I am using Google Vision Api to extract the text from a cheque image. It is extracting the all the data but not in structured form. It extracts text using the text hirarchy technique. the main issue i am getting is that when use the code given by the google vision api, it print the data in different and weird structure. when i use vision api free trail on the website, it print the data in a good structure. Secondly, block, paragraph and words structure should have different output but the code is printing the same structure in all format(block, paragraph and words). Can anyone help me out. Here is the code that i am using:
from enum import Enum
from google.cloud import vision
from PIL import Image, ImageDraw
import os
##api key
class FeatureType(Enum):
PAGE = 1
BLOCK = 2
PARA = 3
WORD = 4
SYMBOL = 5
def draw_boxes(image, bounds, color):
draw = ImageDraw.Draw(image)
for bound in bounds:
draw.polygon(
[
bound.vertices[0].x,
bound.vertices[0].y,
bound.vertices[1].x,
bound.vertices[1].y,
bound.vertices[2].x,
bound.vertices[2].y,
bound.vertices[3].x,
bound.vertices[3].y,
],
None,
color,
)
return image
def get_document_bounds(image_file, feature):
client = vision.ImageAnnotatorClient()
bounds = []
with open(image_file, "rb") as image_file:
content = image_file.read()
image = vision.Image(content=content)
response = client.document_text_detection(image=image)
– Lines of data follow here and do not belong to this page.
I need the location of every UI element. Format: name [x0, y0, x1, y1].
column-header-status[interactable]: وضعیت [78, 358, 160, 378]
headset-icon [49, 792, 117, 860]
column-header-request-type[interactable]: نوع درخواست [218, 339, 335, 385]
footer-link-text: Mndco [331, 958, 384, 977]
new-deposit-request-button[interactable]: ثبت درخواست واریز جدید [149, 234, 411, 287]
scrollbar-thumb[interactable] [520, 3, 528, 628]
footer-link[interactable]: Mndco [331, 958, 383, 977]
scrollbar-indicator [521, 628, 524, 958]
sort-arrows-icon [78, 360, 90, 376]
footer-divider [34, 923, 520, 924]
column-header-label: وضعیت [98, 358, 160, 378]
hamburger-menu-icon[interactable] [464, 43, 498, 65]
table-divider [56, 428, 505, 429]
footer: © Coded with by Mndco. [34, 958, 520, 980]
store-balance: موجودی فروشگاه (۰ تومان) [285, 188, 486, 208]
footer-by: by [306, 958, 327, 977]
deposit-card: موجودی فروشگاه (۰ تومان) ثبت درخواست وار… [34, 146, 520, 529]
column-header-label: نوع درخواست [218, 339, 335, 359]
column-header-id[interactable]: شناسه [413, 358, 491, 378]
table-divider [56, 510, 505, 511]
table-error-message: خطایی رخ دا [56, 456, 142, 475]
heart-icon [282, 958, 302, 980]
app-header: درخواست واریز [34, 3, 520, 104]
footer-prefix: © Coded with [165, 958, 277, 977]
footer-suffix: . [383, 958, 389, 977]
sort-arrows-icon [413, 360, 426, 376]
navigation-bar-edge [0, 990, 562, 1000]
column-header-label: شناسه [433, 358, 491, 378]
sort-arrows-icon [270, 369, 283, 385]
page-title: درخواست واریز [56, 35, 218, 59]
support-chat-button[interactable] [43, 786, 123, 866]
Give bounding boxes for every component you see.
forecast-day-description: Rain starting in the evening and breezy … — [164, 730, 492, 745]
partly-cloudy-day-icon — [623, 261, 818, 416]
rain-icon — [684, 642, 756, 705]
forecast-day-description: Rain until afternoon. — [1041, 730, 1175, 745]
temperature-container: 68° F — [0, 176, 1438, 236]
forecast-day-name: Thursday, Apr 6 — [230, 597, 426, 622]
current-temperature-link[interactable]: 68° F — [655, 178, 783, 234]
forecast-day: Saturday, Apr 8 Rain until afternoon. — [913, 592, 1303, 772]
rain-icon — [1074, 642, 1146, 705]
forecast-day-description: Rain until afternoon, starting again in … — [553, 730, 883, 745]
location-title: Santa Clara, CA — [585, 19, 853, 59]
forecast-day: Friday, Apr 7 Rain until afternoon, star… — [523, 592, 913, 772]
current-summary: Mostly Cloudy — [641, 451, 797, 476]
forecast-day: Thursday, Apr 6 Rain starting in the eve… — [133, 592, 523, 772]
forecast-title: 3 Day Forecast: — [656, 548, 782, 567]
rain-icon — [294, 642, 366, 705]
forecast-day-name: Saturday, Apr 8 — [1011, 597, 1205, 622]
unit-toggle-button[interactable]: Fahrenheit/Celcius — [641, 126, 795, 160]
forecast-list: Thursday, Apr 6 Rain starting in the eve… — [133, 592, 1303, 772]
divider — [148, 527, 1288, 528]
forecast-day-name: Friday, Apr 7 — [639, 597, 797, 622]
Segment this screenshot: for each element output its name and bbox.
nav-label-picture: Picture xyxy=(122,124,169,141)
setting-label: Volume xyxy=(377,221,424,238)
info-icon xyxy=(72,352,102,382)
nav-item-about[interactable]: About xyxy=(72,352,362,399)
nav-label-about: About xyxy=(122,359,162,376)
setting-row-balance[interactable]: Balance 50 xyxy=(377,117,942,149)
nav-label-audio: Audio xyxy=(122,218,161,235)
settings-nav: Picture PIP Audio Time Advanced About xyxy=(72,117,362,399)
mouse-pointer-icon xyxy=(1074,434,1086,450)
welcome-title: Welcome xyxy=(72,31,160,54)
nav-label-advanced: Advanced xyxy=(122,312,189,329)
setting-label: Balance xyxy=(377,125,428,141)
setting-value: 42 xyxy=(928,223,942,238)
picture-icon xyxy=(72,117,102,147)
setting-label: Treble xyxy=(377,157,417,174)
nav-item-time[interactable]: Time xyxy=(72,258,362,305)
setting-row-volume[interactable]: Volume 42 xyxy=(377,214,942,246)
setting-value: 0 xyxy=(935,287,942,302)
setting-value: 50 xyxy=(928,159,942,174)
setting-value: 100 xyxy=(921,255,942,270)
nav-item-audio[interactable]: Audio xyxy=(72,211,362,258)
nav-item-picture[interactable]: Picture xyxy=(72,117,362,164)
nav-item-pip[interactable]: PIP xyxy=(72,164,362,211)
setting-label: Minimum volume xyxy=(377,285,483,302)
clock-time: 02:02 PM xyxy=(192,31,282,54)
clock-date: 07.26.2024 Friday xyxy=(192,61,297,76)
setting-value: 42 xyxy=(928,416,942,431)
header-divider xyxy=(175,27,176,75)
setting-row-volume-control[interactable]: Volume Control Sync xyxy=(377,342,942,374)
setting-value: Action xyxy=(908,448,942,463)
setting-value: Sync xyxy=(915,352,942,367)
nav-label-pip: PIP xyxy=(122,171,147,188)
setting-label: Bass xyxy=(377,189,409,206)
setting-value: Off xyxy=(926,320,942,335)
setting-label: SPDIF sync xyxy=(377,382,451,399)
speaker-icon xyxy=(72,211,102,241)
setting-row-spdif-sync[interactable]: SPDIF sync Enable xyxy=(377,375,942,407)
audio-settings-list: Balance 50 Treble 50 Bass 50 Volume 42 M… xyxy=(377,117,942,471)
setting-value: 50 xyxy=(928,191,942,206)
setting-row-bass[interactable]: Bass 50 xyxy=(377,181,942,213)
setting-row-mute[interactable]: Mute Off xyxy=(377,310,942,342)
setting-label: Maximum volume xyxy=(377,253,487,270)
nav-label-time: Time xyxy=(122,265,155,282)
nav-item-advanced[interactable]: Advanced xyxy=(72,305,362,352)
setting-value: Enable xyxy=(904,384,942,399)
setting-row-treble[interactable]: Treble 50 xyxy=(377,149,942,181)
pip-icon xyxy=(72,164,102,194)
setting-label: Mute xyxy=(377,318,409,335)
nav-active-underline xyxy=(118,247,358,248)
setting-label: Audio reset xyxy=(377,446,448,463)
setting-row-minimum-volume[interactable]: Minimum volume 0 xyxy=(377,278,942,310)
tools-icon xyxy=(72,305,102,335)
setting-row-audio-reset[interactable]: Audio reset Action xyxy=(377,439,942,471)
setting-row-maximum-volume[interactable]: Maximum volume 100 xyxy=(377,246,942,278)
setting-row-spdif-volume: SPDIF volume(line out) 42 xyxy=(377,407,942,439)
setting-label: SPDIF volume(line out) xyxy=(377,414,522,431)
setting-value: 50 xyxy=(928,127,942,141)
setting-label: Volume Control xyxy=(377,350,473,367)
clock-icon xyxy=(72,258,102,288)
document = response.full_text_annotation
recognized_text = ""
# Collect specified feature bounds by enumerating all document features
# Collect specified feature bounds by enumerating all document features
for page in document.pages:
for block in page.blocks:
for paragraph in block.paragraphs:
paragraph_text = ""
for word in paragraph.words:
word_text = ""
for symbol in word.symbols:
if feature == FeatureType.SYMBOL:
bounds.append(symbol.bounding_box)
recognized_text += symbol.text
if feature == FeatureType.WORD:
bounds.append(word.bounding_box)
word_text += symbol.text
paragraph_text += symbol.text
if feature == FeatureType.WORD:
recognized_text += word_text + " "
if feature == FeatureType.PARA:
bounds.append(paragraph.bounding_box)
recognized_text += paragraph_text + " "
if feature == FeatureType.BLOCK:
bounds.append(block.bounding_box)
recognized_text += paragraph_text + " "
# The list `bounds` contains the coordinates of the bounding boxes.
return bounds, recognized_text
def render_doc_text(filein):
image = Image.open(filein)
bounds, recognized_text = get_document_bounds(filein, FeatureType.BLOCK)
draw_boxes(image, bounds, "blue")
print("Extracted Text from BLOCKs:", recognized_text)
bounds, recognized_text = get_document_bounds(filein, FeatureType.PARA)
draw_boxes(image, bounds, "red")
print("Extracted Text from PARAs:", recognized_text)
bounds, recognized_text = get_document_bounds(filein, FeatureType.WORD)
draw_boxes(image, bounds, "yellow")
print("Extracted Text from WORDs:", recognized_text)
image.show()
if __name__ == "__main__":
input_image_path = r'image path'
render_doc_text(input_image_path)
I am trying to get the output in a good structure.